In this post I'll write about an piece of the low level details of an hypothetical rust 2d graphics crate built on top of gfx-hal. Gfx provides a vulkan-like interface implemented on top of vulkan, d3d12, metal or flavors of OpenGL. just like the previous post this is in the context of recent discussions about a 2d graphics crate in rust.
I won't actually write much about 2d graphics specific things this time, because a lot of these low level concerns are agnostic to whether the rendered content is in two or three dimensions. I'll mostly focus on memory management and command submission.
This low level thing I am going to talk about isn't a 2d graphics API that most users would play with but rather a base component on top of which various rendering techniques could be implemented (for example using lyon, pathfinder or some other approach), and this base component would be independent of these rendering techniques.
Organizing the input of drawing commands on the GPU
Let's have a look at WebRender. Most drawing primitives in WebRender use very simple geometry (axis-aligned rectangles) with shaders of varying complexity that compute directly on the GPU what happens to the pixels covered by the geometry. If you've ever done serious work with GPU, one of your primary concerns most likely was to batch rendering commands and avoid state changes. To render a few thousand rectangles, it would be terribly inefficient to have a loop on the CPU that sets some parameters and kicks a drawing command for each rectangle. So what we do is write a lot of parameters into buffers which are sent to the GPU, and kick a few drawing commands, that will each render maybe thousands of rectangles in one go using instancing. The drawing parameters we write into the buffer contain information such as the position and size of the rectangle in layout space, a transformation to go from layout space to screen space, some flags about whether some anti-aliasing must be done, the positions and sizes of some source images in a texture atlas if need be (for example to apply a texture or a mask), the z-index of the primitive to write into the depth buffer, etc. The vertex shader uses an instance id to find the right information in a per-instance parameter buffer, transforms the geometry (a unit quad) into the right rectangle on screen, forwards some data to the fragment shader and the latter executes the per pixel logic (read from the source textures, apply some effect, write output color, etc.).
This approach is fairly generic, not particular to WebRender (a lot of games do this sort of thing) and works quite well. What's interesting here is that if you get to write the shaders yourself you have a lot of flexibility in how the input data is organized in GPU memory. You can put all of the parameters for a given instance contiguous together or add levels of indirection, share some common parameters among many instances or even devise your own compression scheme for your data. All that matters is for the CPU code to know how to writes bytes and the shader to know how to find the data in GPU memory and interpret it the right way, and then it is up to you to decide what trade-off to make about simplicity, memory usage and data locality.

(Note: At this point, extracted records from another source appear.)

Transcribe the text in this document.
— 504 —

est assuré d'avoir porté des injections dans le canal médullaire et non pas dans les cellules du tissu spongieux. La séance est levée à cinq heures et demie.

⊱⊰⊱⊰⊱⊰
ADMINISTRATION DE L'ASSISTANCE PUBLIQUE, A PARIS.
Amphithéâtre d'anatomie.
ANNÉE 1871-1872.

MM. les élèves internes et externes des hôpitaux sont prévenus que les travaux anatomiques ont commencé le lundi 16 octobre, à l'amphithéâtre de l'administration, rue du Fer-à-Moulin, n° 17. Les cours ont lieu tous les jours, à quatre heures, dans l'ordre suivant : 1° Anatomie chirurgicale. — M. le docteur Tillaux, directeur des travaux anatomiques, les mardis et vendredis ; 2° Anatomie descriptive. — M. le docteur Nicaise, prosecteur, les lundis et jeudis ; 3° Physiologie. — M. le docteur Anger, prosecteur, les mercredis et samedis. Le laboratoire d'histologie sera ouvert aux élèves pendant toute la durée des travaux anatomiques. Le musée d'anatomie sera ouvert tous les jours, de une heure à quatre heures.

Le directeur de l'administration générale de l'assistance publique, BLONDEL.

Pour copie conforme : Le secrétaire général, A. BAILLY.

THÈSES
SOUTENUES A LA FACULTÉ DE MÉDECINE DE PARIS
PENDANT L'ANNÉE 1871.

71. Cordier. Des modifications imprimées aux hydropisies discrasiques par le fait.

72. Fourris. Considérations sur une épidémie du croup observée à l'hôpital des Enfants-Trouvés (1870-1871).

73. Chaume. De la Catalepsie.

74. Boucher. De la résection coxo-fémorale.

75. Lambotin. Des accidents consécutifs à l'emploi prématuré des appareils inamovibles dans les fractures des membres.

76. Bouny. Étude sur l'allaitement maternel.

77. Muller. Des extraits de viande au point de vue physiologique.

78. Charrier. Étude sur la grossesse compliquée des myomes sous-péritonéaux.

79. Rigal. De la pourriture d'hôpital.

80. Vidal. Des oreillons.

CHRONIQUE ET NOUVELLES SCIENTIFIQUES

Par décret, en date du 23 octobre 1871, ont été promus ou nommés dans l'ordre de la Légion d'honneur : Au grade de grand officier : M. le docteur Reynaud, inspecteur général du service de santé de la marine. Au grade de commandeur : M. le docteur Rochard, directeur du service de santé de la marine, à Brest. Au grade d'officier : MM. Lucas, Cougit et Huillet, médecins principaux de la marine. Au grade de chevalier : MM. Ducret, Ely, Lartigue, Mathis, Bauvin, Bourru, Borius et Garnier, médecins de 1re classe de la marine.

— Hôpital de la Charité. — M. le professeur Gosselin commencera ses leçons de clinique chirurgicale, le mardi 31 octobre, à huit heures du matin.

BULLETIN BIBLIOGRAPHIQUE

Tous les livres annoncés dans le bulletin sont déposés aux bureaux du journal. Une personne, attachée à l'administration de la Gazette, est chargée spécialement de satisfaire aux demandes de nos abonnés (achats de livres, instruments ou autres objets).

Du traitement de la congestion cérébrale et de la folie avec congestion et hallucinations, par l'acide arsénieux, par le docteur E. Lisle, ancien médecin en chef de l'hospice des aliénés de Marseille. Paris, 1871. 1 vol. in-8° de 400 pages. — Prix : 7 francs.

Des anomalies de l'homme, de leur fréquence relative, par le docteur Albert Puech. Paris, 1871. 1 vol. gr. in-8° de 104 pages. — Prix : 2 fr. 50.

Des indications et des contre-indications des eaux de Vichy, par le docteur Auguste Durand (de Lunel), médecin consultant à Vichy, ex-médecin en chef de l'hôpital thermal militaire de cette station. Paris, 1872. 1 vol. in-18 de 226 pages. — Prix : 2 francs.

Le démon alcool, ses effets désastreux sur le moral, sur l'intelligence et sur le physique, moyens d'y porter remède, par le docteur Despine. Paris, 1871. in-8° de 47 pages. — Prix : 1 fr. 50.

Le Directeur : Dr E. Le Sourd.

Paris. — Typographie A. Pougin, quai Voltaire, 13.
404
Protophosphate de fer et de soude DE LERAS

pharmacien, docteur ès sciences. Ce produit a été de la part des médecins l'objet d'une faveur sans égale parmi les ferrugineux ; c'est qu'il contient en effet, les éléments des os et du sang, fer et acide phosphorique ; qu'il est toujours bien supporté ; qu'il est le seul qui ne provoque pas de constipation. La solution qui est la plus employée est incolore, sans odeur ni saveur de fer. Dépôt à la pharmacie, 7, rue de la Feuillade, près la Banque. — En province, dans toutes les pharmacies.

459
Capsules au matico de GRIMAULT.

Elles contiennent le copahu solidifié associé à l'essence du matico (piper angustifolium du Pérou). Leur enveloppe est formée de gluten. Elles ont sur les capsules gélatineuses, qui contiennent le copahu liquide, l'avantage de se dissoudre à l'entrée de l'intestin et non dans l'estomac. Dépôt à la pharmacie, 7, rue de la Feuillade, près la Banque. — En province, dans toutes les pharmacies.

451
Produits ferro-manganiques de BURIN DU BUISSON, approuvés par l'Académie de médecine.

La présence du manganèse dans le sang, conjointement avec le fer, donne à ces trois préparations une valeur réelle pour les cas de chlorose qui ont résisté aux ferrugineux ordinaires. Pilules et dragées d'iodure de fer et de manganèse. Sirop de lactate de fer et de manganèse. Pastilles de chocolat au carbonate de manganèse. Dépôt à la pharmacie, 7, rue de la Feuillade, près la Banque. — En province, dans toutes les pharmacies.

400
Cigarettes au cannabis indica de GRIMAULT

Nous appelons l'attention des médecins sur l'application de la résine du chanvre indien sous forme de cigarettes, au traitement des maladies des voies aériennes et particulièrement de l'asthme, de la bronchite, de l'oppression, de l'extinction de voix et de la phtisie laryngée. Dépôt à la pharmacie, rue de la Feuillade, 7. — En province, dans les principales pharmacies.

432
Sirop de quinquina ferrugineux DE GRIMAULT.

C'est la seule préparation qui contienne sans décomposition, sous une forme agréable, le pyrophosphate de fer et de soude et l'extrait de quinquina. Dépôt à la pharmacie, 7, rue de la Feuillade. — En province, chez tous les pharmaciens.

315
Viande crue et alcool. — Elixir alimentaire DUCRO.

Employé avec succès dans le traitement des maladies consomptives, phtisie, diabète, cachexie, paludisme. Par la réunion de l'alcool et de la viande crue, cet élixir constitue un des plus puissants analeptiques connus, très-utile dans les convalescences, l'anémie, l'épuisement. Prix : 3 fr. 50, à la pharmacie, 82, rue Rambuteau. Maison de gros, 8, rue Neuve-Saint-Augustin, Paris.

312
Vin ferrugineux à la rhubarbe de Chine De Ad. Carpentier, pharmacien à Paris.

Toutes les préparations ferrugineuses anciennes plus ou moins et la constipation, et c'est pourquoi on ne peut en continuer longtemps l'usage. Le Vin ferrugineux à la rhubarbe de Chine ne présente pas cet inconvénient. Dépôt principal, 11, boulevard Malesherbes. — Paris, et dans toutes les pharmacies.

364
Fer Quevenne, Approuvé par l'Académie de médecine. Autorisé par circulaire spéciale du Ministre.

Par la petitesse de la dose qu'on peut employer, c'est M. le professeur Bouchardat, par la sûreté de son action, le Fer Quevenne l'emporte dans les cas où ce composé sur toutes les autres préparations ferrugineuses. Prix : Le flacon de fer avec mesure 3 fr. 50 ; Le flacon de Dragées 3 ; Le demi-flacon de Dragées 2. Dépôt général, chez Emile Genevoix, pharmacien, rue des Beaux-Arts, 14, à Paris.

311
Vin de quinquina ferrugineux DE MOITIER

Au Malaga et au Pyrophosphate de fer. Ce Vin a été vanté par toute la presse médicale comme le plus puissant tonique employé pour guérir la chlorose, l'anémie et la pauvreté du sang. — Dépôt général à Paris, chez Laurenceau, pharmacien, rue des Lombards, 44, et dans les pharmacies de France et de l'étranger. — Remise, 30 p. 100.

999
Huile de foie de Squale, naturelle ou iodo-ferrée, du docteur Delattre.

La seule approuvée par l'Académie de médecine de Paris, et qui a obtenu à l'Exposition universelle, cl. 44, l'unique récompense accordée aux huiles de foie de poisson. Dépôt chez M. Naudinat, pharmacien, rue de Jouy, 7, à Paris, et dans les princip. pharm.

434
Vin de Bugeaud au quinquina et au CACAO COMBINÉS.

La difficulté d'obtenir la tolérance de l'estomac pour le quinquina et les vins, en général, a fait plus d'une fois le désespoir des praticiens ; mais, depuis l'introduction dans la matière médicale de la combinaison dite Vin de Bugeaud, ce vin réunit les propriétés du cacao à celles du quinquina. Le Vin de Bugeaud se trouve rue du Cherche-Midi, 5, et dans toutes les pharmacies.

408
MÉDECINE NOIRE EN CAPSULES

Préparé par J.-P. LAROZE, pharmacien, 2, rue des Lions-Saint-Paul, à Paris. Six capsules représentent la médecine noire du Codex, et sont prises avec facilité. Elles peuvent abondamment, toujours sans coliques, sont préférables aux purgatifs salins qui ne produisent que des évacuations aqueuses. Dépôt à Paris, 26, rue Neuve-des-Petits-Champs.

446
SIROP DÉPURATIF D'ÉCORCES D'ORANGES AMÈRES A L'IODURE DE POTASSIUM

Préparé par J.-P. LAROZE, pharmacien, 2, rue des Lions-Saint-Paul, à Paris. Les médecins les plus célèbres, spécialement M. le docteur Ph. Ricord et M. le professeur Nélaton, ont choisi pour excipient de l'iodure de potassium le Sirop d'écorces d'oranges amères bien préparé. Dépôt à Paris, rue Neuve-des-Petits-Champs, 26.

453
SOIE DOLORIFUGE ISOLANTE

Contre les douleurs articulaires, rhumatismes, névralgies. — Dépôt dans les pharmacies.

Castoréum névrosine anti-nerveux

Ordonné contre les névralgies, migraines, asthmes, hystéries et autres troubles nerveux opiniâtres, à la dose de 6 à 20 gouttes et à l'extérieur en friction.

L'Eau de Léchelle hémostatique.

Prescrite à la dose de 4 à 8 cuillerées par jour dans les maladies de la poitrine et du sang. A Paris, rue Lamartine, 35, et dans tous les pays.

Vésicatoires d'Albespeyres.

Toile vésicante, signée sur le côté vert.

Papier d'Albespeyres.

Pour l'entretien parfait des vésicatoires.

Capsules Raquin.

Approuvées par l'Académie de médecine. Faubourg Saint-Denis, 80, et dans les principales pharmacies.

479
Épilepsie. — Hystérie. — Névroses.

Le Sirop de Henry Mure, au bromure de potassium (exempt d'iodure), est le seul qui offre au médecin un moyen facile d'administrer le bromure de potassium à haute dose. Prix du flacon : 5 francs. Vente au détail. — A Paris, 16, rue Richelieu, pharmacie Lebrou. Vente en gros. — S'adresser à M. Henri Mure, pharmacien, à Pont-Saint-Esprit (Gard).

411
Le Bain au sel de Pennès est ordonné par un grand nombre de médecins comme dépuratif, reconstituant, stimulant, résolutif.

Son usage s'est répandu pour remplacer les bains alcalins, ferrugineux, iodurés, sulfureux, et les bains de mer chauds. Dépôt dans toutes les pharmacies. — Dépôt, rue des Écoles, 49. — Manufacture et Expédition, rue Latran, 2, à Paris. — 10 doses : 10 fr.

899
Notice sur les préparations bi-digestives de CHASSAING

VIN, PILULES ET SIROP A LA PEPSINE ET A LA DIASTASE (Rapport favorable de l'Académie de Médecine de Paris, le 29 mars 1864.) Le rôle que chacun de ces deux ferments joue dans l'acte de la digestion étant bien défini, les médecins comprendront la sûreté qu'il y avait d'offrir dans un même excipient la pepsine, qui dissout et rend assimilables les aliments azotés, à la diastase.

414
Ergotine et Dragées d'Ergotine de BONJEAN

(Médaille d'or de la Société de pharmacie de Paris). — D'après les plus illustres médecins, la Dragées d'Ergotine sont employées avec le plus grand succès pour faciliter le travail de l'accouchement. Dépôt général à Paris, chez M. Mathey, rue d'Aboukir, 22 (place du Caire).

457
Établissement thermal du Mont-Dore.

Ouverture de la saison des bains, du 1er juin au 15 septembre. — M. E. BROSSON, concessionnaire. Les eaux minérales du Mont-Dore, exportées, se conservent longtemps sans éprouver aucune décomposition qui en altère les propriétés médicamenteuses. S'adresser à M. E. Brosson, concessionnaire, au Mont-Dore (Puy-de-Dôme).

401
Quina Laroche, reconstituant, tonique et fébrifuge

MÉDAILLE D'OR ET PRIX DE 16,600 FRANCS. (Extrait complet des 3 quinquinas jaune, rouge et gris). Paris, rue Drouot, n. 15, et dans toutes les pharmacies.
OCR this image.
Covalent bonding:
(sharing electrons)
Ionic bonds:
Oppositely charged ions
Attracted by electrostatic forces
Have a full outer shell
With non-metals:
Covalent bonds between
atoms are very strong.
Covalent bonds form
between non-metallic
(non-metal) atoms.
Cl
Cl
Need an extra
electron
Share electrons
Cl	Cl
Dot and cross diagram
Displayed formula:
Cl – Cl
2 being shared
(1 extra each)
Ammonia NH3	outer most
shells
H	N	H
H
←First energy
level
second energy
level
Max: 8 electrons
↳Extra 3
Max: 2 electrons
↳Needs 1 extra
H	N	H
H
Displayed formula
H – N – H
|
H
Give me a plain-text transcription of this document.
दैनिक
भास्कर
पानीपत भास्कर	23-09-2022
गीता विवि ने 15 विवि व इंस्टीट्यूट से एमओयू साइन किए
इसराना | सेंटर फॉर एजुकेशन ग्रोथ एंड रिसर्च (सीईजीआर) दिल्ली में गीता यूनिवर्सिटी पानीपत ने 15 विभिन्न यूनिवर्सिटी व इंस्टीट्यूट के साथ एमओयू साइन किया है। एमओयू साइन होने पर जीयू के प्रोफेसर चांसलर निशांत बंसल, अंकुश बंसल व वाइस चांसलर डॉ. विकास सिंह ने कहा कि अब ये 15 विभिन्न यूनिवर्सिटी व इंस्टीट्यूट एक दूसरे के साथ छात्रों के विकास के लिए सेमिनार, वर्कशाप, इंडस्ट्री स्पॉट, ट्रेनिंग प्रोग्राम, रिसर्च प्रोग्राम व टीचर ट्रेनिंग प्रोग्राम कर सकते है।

I like to think of the problem of submitting commands to the GPU as some sort of encoding/decoding problem. Got data on one side, some binary representation in GPU buffers and need to read that correctly in the shader. As such, submitting commands is very tied to GPU memory management since it amounts to writing the correct information in the right place. In the purpose of a 2d graphics library, what kind of representation would we want? Well we don't know because the shape the data you write into GPU memory may depend on the details of the rendering technique itself and I mentioned earlier that I want this low level component to be agnostic to that. Some other layer above will deal with it and for now we can focus providing a way to write data into these GPU buffers.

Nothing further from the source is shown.